Singer Susanne, Roick Julia, Briest Susanne, Stark Sylvia, Gockel Ines, Boehm Andreas, Papsdorf Kirsten, Meixensberger Jürgen, Müller Tobias, Prietzel Torsten, Schiefke Franziska, Dietel Anja, Bräunlich Jens, Danker Helge
Institute of Medical Biostatistics, Epidemiology and Informatics (IMBEI), University Medical Centre, Mainz, Germany.
University Cancer Centre, Mainz, Germany.
Int J Cancer. 2016 Oct 15;139(8):1696-702. doi: 10.1002/ijc.30212. Epub 2016 Jun 11.

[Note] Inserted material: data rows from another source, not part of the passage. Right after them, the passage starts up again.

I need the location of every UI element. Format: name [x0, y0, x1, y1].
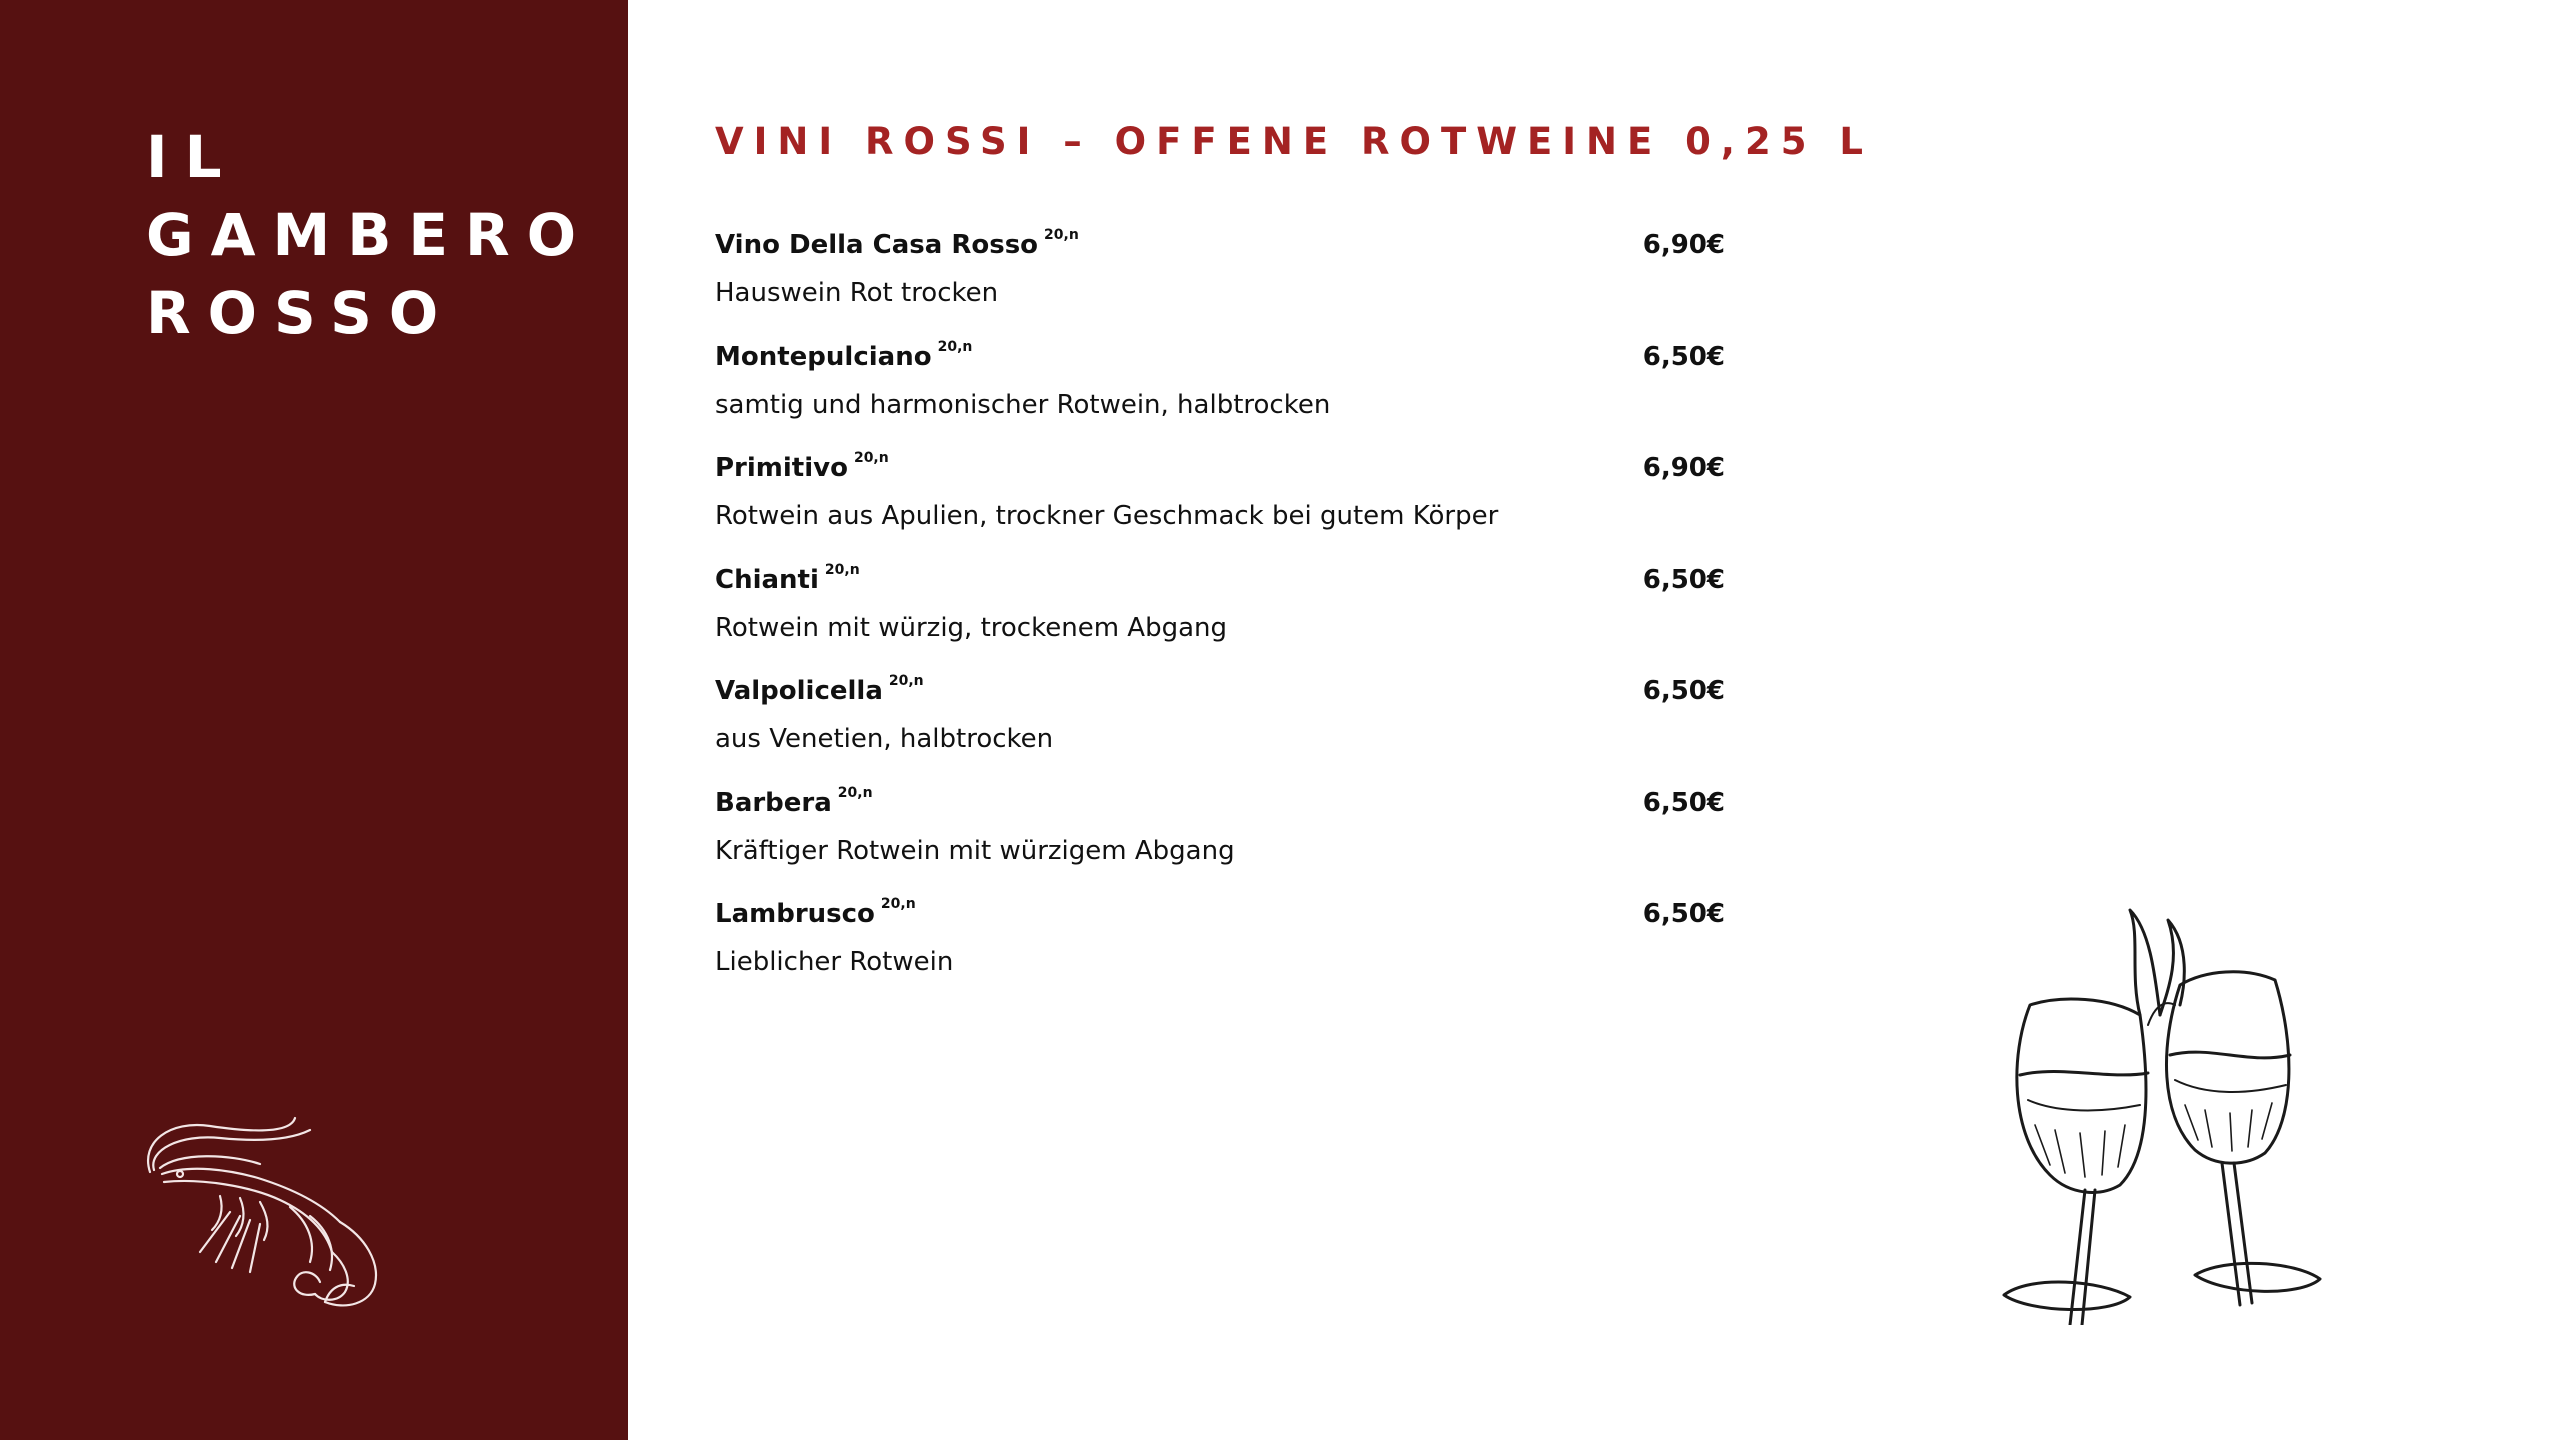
item-name: Lambrusco $^{20,n}$	[715, 896, 916, 929]
sidebar	[0, 0, 628, 1440]
item-price: 6,90€	[1642, 453, 1725, 483]
item-description: Lieblicher Rotwein	[715, 947, 954, 977]
allergen-note: 20,n	[888, 673, 924, 689]
allergen-note: 20,n	[937, 338, 973, 355]
menu-item	[715, 340, 1725, 452]
item-price: 6,90€	[1642, 230, 1725, 260]
allergen-note: 20,n	[853, 450, 889, 466]
item-price: 6,50€	[1642, 676, 1725, 706]
allergen-note: 20,n	[824, 561, 860, 578]
item-name: Vino Della Casa Rosso $^{20,n}$	[715, 227, 1079, 260]
restaurant-name-line-3: ROSSO	[146, 279, 456, 347]
item-price: 6,50€	[1642, 341, 1725, 372]
section-heading: VINI ROSSI – OFFENE ROTWEINE 0,25 L	[715, 120, 1873, 163]
item-name: Primitivo $^{20,n}$	[715, 450, 889, 483]
item-name: Montepulciano $^{20,n}$	[715, 338, 973, 372]
restaurant-name-line-2: GAMBERO	[146, 201, 594, 269]
item-description: Hauswein Rot trocken	[715, 278, 999, 308]
menu-item	[715, 897, 1725, 1009]
item-description: aus Venetien, halbtrocken	[715, 724, 1054, 754]
item-description: Rotwein mit würzig, trockenem Abgang	[715, 612, 1227, 643]
restaurant-name-line-1: IL	[146, 123, 239, 191]
menu-item	[715, 451, 1725, 563]
allergen-note: 20,n	[837, 784, 873, 801]
menu-item	[715, 786, 1725, 898]
restaurant-name	[146, 118, 593, 352]
item-price: 6,50€	[1642, 564, 1725, 595]
menu-item	[715, 228, 1725, 340]
item-description: Kräftiger Rotwein mit würzigem Abgang	[715, 835, 1235, 866]
item-name: Chianti $^{20,n}$	[715, 561, 860, 595]
allergen-note: 20,n	[880, 896, 916, 912]
item-name: Valpolicella $^{20,n}$	[715, 673, 924, 706]
allergen-note: 20,n	[1044, 227, 1079, 243]
menu-item	[715, 674, 1725, 786]
item-description: samtig und harmonischer Rotwein, halbtrocken	[715, 389, 1331, 420]
menu-item	[715, 563, 1725, 675]
item-price: 6,50€	[1642, 787, 1725, 818]
item-description: Rotwein aus Apulien, trockner Geschmack bei gutem Körper	[715, 501, 1499, 531]
wine-glasses-icon	[1990, 905, 2330, 1325]
item-name: Barbera $^{20,n}$	[715, 784, 873, 818]
wine-list	[715, 228, 1725, 1009]
shrimp-icon	[140, 1112, 400, 1312]
item-price: 6,50€	[1642, 899, 1725, 929]
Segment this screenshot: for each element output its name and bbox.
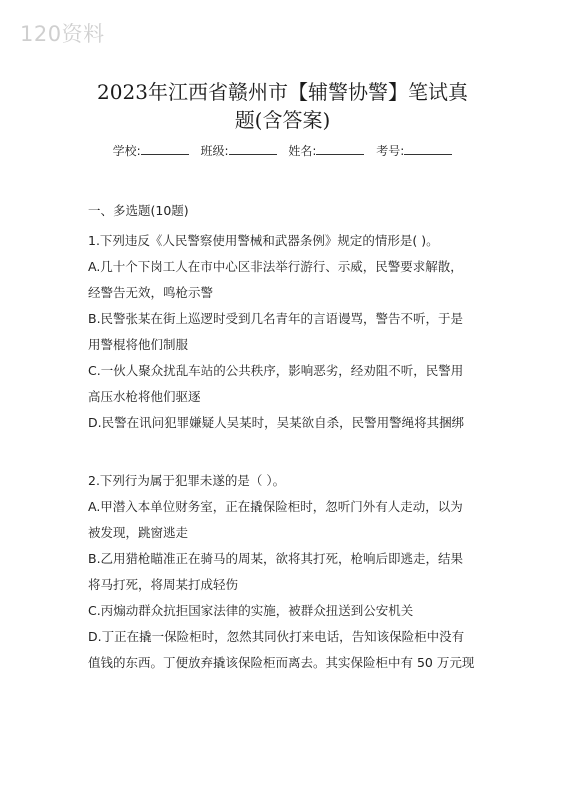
option-b-line-2: 用警棍将他们制服 (88, 337, 189, 352)
watermark-logo: 120资料 (20, 22, 105, 46)
document-body (88, 198, 493, 676)
option-a-line-2: 经警告无效，鸣枪示警 (88, 285, 214, 300)
option-d-line-1: D.民警在讯问犯罪嫌疑人吴某时，吴某欲自杀，民警用警绳将其捆绑 (88, 415, 465, 430)
option-c-line-1: C.丙煽动群众抗拒国家法律的实施，被群众扭送到公安机关 (88, 603, 414, 618)
field-exam-number-blank (404, 143, 452, 155)
question-spacer (88, 436, 493, 468)
option-c-line-2: 高压水枪将他们驱逐 (88, 389, 201, 404)
field-name-blank (316, 143, 364, 155)
option-a-line-2: 被发现，跳窗逃走 (88, 525, 189, 540)
option-d-line-1: D.丁正在撬一保险柜时，忽然其同伙打来电话，告知该保险柜中没有 (88, 629, 465, 644)
section-heading: 一、多选题(10题) (88, 203, 189, 218)
option-b-line-1: B.民警张某在街上巡逻时受到几名青年的言语谩骂，警告不听，于是 (88, 311, 464, 326)
field-class (201, 142, 277, 159)
option-a-line-1: A.甲潜入本单位财务室，正在撬保险柜时，忽听门外有人走动，以为 (88, 499, 463, 514)
question-2 (88, 468, 493, 676)
field-class-blank (229, 143, 277, 155)
question-stem: 1.下列违反《人民警察使用警械和武器条例》规定的情形是( )。 (88, 233, 439, 248)
question-1 (88, 228, 493, 436)
field-school (113, 142, 189, 159)
option-b-line-2: 将马打死，将周某打成轻伤 (88, 577, 239, 592)
title-line-2: 题(含答案) (234, 108, 331, 132)
student-info-fields (0, 142, 565, 159)
option-a-line-1: A.几十个下岗工人在市中心区非法举行游行、示威，民警要求解散， (88, 259, 463, 274)
title-line-1: 2023年江西省赣州市【辅警协警】笔试真 (97, 80, 468, 104)
question-stem: 2.下列行为属于犯罪未遂的是（ ）。 (88, 473, 286, 488)
field-class-label: 班级: (200, 144, 229, 158)
document-title (60, 78, 505, 134)
field-name-label: 姓名: (288, 144, 317, 158)
field-school-label: 学校: (112, 144, 141, 158)
field-name (288, 142, 364, 159)
field-exam-number-label: 考号: (376, 144, 405, 158)
field-school-blank (141, 143, 189, 155)
option-b-line-1: B.乙用猎枪瞄准正在骑马的周某，欲将其打死，枪响后即逃走，结果 (88, 551, 464, 566)
option-c-line-1: C.一伙人聚众扰乱车站的公共秩序，影响恶劣，经劝阻不听，民警用 (88, 363, 464, 378)
option-d-line-2: 值钱的东西。丁便放弃撬该保险柜而离去。其实保险柜中有 50 万元现 (88, 655, 475, 670)
field-exam-number (376, 142, 452, 159)
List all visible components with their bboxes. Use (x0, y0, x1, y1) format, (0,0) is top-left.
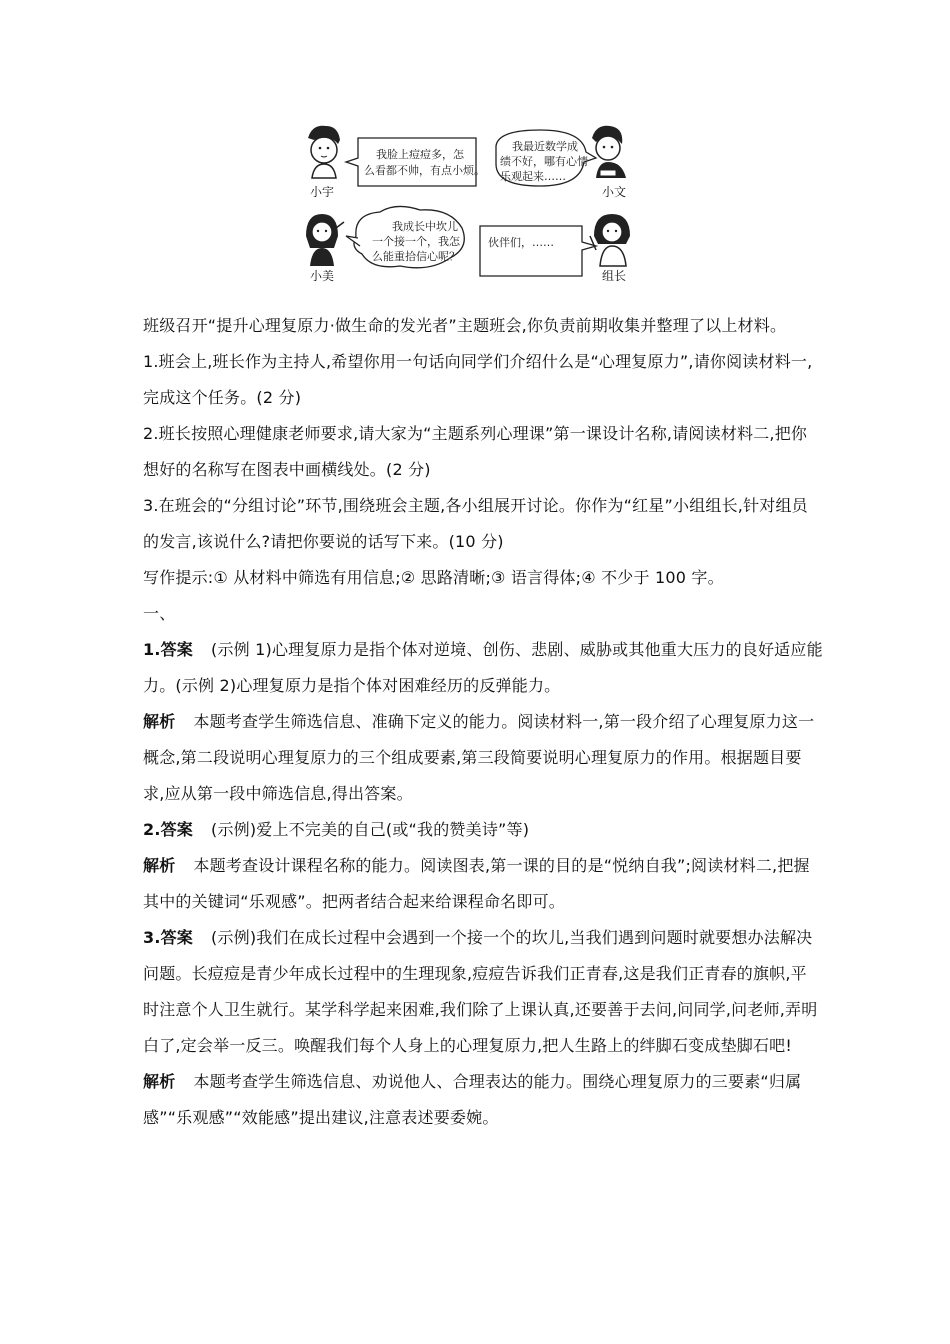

We explored the relationship between socio-economic characteristics and cancer stage at presentation. Patients admitted to a university hospital for diagnosis and treatment of cancer provided data on their education, vocational training, income, employment, job, health insurance and postcode. Tumor stage was classified according to the Union International Contre le Cancer (UICC). To analyze disparities in the likelihood of late-stage (UICC III/IV vs. I/II) diagnoses, logistic regression models adjusting for age and gender were used. Out of 1,012 patients, 572 (59%) had late-stage cancer. Separately tested, increased odds of advanced disease were associated with post-compulsory education compared to college degrees, with apprenticeship and no vocational training, with unemployment, disability pension, jobs with a low hierarchy level, blue collar jobs and with low income. Health insurance and community size were not related with late-stage cancer. Jointly modelled, there was evidence for an independent effect of unemployment (odds ratio (OR) 1.7, CI 1.0-2.8), disability pension (OR 1.8, CI 1.0-3.2) and very low income (OR 2.6, CI 1.1-6.1) on the likelihood of advanced disease stage. It is of great concern that these socio-economic gradients occur even in systems with equal access to health care.
我们探究了社会经济特征与就诊时癌症分期之间的关系。因癌症诊断和治疗而入住大学医院的患者提供了有关其教育程度、职业培训、收入、就业、工作、医疗保险和邮政编码的数据。肿瘤分期根据国际抗癌联盟(UICC)进行分类。为了分析晚期(UICC III/IV期与I/II期)诊断可能性的差异,我们使用了对年龄和性别进行调整的逻辑回归模型。在1012名患者中,572名(59%)患有晚期癌症。经单独测试,与大学学历相比,义务教育后学历、学徒身份且无职业培训、失业、领取残疾抚恤金、低层级工作、蓝领工作以及低收入与疾病进展几率增加相关。医疗保险和社区规模与晚期癌症无关。联合建模显示,有证据表明失业(优势比(OR)1.7,CI 1.0 - 2.8)、残疾抚恤金(OR 1.8,CI 1.0 - 3.2)和极低收入(OR 2.6,CI 1.1 - 6.1)对疾病晚期可能性有独立影响。即便在医疗保健可及性平等的系统中也出现这些社会经济梯度,这令人极为担忧。